The EMRB is a statutory body under the NMC Act, 2019, responsible for regulating professional conduct and promoting medical ethics; therefore, its recommendations, once approved by the NMC, serve as authoritative guidance on what constitutes ethical and professionally acceptable conduct for medical practitioners in India. The EMRB’s recommendations expressly state that stem cell therapy for ASD is not recommended, for lack of adequate evidence, and that its use or promotion amounts to professional misconduct.

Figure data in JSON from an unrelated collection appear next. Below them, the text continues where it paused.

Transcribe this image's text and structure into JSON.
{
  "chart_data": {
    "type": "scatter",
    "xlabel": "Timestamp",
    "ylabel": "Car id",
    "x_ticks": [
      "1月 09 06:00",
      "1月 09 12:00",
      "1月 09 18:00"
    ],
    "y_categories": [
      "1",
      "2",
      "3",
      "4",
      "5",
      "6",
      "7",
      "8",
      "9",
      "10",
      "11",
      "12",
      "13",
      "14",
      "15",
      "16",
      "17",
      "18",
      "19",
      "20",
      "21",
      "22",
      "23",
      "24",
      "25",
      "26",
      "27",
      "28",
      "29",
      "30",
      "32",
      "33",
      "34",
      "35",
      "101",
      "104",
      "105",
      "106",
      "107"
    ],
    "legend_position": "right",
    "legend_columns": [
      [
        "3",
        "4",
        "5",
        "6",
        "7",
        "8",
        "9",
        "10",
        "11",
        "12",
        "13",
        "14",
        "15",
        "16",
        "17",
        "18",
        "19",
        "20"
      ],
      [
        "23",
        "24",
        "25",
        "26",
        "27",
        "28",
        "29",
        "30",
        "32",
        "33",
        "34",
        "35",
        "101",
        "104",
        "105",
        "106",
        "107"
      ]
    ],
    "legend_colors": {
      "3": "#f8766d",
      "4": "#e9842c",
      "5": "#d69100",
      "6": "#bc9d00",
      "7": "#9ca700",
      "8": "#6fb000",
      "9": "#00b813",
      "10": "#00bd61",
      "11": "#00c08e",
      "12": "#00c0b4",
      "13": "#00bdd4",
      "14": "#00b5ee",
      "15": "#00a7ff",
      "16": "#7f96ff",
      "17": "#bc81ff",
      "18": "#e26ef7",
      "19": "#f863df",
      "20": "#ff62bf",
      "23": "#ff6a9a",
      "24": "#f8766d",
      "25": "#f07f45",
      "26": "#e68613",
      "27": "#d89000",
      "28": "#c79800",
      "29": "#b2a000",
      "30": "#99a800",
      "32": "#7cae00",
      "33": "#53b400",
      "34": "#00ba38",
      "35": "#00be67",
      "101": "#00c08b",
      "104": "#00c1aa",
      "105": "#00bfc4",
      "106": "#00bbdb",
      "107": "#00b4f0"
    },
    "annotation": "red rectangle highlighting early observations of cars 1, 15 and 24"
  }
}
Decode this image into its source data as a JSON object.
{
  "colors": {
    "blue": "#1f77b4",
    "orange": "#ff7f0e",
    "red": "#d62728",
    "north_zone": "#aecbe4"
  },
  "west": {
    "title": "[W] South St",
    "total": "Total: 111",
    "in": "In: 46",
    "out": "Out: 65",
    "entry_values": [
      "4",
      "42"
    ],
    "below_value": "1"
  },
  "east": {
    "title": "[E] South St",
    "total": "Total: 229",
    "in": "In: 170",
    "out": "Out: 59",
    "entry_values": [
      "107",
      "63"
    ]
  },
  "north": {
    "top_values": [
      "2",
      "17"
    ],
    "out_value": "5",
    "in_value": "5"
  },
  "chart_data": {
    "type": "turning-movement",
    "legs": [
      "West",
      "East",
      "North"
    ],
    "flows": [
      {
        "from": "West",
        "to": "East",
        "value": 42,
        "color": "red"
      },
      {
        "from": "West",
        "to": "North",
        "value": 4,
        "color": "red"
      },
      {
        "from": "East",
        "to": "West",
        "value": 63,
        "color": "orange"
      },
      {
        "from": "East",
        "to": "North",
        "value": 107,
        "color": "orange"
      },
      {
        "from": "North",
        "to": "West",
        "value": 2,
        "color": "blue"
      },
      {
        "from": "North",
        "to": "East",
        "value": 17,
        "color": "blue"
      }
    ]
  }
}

In such a view of the matter, could it be said that the administration of stem cells for therapeutic use in ASD constitutes a "sound and relevant medical practice" or a "practice acceptable to the medical profession of that day" when "judged in the light of the knowledge available at the time of the incident"? In light of this Court’s dictum in M.A. Biviji and V.P. Shantha, our answer to this question must be an emphatic ‘No’. There is no manner of doubt left in our minds that if any medical practitioner offers such stem cell therapy in ASD as a clinical service, he/she would fail to meet the reasonable standard of care which the law requires a medical practitioner to discharge.